Red Pine Timber Company, Sorry For The Good Times. Album Review.

Liverpool Sound and Vision Rating 8.5/10

It is when you start apologising for everything that ever was, even the good things in life, the shared moments of joy, passion and adventure, that you realise it was all that you could do to keep the song alive, to let it be heard with sincerity and damn those with grace who encourage you to feel inferior and flawed; for those that made you feel Sorry For The Good Times.

Never apologise for loving something decent, worthy of your time or even just something that picked at your curiosity’s conscious, to say sorry for having loved is the downward spiral to self denial, whether for good or ill, saying sorry is not the hardest word in this day and age, telling an artist that they have captured your heart arguably is.

It is an emotion that is fitting when it comes to the Red Pine Timber Company, an offering of thanks that is completely deserved, that makes this forest of versatile musicians of the Americana dream such a positive institution.

This second album by the band seems to have completely ignored the hard and fast rule that it must have been born out of immense suffering and overwhelming hardship, not just ignored the rule but set it on fire, put it in a brown envelope and posted it directly to anyone with a problem or who would hold a grudge to a series of songs played out in tremendous time and obviously fulfilling enjoyment.

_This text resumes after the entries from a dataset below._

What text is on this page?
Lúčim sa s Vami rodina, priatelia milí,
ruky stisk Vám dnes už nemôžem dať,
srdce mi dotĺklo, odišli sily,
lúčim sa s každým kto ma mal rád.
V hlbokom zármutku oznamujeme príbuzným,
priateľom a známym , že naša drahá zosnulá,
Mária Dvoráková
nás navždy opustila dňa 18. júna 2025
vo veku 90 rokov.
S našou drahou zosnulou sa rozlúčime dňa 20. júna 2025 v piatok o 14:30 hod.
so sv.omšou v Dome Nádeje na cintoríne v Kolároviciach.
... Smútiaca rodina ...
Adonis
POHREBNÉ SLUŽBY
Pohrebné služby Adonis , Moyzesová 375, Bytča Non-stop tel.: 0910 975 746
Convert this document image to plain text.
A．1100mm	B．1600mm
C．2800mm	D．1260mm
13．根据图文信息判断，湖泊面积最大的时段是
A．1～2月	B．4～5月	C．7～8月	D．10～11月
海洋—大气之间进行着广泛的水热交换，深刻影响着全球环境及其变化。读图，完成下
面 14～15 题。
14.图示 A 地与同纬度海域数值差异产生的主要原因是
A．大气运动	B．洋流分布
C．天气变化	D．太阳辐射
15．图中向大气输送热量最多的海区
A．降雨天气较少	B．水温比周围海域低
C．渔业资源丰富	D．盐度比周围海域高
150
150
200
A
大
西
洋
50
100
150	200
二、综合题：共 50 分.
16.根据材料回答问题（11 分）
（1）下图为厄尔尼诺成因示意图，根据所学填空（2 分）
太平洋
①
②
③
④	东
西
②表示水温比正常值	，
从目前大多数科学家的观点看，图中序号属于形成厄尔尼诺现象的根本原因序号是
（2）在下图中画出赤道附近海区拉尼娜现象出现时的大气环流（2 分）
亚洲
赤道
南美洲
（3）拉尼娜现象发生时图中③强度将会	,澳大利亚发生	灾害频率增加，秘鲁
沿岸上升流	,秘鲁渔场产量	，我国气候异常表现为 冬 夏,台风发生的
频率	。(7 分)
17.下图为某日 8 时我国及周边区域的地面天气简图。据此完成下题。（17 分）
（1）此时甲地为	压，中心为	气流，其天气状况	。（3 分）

In songs such as the opener If You Want To, Tracks in the Snow, The Same Kind of Pretty, Bar Stool, Look at the Moonlight and Get Right With You, what comes across is recognition, that fulfilment, the execution of endeavour and belief is there, it stares down the barrel of the gun owned by those who demand such apologies and turns the bullet aimed instead to a dove of peace; of reconciliation and upbeat tempo.

Sorry For The Good Times, only if they were never meant, if they were a tease to lull and pull you into something better than you were feeling before; Red Pine Timber Company have that effect to make everything better.